At Botham Vineyards, their vines are old enough to withstand the winter, but the problem now is that it's just too cold to prune them.
Peter Botham does it all, and does it all alone. So he says now that mother nature is sticking around longer than expected this winter. It's going to mean a lot of work in a short period of time to make sure the shelves stay stocked.
"It's mostly just a labor thing, time for me to get everything done for the growing season that needs to get done. In what is becoming a smaller and smaller window of opportunity."
Spending his time indoors bottling as the winter lingers on. He says it's not only trimming the pruning season short, but the growing season.

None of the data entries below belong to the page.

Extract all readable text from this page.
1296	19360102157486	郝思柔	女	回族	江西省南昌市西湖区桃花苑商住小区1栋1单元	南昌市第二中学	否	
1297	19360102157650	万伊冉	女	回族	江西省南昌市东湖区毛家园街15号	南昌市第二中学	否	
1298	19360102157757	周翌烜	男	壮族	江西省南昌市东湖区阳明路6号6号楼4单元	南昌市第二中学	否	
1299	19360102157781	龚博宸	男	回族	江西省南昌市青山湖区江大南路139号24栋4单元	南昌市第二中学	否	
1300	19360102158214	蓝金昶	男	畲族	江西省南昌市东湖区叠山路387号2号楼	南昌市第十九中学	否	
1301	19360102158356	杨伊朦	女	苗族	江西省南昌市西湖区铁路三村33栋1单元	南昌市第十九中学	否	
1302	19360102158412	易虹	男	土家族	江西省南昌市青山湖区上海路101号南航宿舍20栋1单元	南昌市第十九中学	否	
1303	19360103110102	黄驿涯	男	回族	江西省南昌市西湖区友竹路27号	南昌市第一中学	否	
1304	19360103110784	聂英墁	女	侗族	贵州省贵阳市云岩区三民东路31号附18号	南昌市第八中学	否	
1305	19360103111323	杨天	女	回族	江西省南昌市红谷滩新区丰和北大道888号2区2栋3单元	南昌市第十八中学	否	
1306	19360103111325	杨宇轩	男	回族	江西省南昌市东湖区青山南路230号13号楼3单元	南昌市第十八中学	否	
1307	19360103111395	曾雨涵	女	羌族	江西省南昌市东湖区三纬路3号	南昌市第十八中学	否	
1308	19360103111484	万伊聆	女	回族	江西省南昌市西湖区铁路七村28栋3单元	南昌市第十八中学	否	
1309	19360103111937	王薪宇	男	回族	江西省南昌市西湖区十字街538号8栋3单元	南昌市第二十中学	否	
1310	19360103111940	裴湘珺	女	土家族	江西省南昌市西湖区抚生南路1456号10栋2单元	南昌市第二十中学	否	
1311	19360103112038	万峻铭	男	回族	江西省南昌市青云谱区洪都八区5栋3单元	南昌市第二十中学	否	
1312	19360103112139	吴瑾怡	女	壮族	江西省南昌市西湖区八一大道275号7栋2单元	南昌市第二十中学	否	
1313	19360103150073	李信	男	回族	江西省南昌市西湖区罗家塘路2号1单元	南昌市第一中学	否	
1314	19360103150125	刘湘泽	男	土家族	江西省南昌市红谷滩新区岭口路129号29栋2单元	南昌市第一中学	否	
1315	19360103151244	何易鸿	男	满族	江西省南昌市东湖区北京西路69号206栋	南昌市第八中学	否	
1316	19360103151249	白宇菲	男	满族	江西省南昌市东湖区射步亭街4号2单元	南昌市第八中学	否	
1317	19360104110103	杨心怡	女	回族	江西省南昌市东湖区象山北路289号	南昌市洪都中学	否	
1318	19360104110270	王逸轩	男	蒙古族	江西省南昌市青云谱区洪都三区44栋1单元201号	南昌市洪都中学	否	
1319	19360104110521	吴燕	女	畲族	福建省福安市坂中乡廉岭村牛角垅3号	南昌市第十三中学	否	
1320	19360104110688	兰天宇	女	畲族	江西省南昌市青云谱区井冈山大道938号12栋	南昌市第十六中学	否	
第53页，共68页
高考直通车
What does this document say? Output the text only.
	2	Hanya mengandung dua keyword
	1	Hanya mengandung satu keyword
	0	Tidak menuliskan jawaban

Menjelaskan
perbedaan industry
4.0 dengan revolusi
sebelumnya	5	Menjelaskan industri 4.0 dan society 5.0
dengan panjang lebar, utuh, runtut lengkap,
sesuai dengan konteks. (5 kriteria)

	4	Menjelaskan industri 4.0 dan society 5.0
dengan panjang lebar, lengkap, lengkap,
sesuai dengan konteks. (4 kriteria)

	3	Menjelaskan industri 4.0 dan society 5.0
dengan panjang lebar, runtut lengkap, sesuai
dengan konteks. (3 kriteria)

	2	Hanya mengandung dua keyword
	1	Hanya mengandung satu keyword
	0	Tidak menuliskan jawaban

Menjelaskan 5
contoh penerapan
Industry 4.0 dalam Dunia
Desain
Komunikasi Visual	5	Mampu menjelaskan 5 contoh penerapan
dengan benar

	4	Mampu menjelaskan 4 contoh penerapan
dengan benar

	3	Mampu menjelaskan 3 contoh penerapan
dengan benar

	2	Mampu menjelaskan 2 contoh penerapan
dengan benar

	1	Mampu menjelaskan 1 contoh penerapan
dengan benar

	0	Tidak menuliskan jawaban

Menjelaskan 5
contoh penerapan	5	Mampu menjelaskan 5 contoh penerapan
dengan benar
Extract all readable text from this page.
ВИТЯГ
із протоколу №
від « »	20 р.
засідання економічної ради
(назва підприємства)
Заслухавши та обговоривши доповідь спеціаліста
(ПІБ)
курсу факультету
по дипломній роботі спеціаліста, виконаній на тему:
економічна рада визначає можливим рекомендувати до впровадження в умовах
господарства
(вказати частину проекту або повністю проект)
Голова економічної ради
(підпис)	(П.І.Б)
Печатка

"I'd rather have it get warmer sooner even thought it's going to make my life worse in terms of work."
He says the longer the grapes have to grow, the riper they are, meaning better wine.
"When I first went out into the vineyard I did not know what to expect, we haven't had a winter like this in a really long time."
But to Peter's surprise, his vines are in good shape. He says because they're so old they can handle the cold temperatures. But he says not all vineyards were as lucky.
"I know in a lot of places the damage is really severe."
Meaning there could be a huge fruit shortage come next fall. And although the Botham's vines made it through the winter OK, they cant say the same for the pipes. Having to operate the wine tasting room and winery without water because of a frozen pipe 6 feet underground.
"Customers are accommodating and they understand that this is an unusual winter."
And Peter says sometimes the best growing seasons come after very harsh winters. He says he can only hope that's the case this year.